Understanding that low and moderate-income families are particularly vulnerable to challenges resulting from the national shortage of formula, the New Jersey Supplemental Nutrition Program for Women Infants and Children (WIC) – which falls under the Department of Health (DOH) – is taking steps to ensure equitable access to formula during this time.
WIC recently applied for a federal waiver that allows program participants to exchange their recalled formula at the store, like any other customer. Participants also have the flexibility to shop at multiple different stores if their regular store does not have the supply of formula they need.
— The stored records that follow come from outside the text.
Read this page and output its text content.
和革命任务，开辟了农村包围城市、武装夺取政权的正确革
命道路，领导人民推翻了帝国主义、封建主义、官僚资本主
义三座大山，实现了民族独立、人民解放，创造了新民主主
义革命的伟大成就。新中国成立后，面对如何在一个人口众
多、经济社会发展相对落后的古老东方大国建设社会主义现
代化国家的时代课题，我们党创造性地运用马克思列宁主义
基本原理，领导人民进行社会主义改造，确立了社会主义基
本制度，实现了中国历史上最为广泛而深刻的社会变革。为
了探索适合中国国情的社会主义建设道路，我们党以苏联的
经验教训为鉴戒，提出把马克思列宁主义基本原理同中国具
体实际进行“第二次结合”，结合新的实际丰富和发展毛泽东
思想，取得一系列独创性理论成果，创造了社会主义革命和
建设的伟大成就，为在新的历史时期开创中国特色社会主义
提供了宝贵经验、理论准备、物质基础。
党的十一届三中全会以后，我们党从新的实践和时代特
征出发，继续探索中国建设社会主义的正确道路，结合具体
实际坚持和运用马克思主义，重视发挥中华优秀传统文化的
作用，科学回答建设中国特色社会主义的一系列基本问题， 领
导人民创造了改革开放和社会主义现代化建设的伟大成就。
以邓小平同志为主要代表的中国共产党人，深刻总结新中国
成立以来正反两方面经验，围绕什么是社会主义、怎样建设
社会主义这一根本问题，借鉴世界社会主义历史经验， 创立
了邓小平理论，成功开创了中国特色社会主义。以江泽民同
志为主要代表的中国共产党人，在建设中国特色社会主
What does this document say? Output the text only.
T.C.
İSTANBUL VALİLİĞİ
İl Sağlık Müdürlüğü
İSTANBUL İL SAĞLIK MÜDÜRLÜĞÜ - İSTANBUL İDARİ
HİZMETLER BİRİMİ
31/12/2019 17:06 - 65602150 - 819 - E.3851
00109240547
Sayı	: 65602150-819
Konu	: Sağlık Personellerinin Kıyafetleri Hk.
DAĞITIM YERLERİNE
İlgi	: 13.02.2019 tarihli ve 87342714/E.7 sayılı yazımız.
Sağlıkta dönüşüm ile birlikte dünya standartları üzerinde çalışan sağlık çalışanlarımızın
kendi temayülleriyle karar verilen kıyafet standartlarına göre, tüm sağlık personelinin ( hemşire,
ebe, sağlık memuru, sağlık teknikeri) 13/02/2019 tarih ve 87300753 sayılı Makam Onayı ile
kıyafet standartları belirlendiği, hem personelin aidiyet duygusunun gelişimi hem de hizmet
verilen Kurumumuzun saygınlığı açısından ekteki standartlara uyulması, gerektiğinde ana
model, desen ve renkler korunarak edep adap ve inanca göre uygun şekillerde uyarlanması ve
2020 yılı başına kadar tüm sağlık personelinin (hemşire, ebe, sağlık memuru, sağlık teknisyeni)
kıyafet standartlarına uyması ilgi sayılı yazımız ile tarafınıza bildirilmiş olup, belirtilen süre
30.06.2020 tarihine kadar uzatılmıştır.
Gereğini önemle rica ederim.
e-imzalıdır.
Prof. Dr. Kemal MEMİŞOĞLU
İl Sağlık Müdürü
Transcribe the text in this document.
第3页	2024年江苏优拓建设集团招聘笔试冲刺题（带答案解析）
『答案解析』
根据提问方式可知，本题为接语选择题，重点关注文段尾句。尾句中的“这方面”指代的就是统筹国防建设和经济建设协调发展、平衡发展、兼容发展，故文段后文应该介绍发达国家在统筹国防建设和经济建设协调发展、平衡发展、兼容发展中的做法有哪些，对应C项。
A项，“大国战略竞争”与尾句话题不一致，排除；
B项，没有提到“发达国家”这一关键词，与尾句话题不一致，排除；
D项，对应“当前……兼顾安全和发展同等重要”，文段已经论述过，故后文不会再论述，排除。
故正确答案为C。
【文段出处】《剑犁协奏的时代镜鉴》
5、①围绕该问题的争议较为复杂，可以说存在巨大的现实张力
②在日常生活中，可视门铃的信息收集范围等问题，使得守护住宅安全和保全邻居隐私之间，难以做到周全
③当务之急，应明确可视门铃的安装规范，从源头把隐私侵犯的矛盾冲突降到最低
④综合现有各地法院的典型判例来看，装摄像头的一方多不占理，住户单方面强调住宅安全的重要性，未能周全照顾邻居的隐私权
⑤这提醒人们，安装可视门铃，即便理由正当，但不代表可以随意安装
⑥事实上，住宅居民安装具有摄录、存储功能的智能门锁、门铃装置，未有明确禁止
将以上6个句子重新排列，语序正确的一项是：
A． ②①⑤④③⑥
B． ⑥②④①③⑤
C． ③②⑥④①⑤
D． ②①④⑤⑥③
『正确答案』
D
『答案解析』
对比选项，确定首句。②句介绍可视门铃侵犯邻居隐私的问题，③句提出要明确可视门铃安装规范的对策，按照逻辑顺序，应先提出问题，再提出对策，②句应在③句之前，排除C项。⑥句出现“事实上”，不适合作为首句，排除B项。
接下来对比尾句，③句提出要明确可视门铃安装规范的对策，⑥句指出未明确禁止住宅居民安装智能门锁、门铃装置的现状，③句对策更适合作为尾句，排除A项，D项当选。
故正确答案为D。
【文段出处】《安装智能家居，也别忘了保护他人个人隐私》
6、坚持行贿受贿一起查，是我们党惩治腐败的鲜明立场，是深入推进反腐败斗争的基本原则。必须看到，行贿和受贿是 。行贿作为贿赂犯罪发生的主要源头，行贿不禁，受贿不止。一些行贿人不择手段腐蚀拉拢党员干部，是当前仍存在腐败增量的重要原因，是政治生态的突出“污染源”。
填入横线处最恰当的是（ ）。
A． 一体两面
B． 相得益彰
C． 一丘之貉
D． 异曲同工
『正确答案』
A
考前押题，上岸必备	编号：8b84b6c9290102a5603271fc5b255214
In anticipation of certain formulas being more difficult to obtain than others, WIC recently instituted formula substitutions so that program participants can replace their special formulas with other types of formula, as dictated by their doctor.
The program is currently preparing to apply for two additional federal waivers the state is now eligible for – one of which would allow participants to receive a different brand of formula without needing a doctor’s note. The other waiver would further allow WIC participants to receive different forms and sizes of formula than they normally receive.
“The Department of Health remains committed to ensuring that families participating in the Women Infants and Children (WIC) program can access the nutritional support and resources needed to care for their infants,” said Health Commissioner Judith Persichilli. “Feeding your infant during this shortage can be stressful. If you are in need of emotional support, your local maternal health consortia can connect you with counseling services, virtual support groups, and other resources you may need.”
For DOH’s guidance for families impacted by the shortage, details on how to file a complaint with DCA about suspected price gouging or unfair business practices related to the sale of baby formula, and other information about the state’s efforts to address the national baby formula shortage, visit nj.gov/babyformula.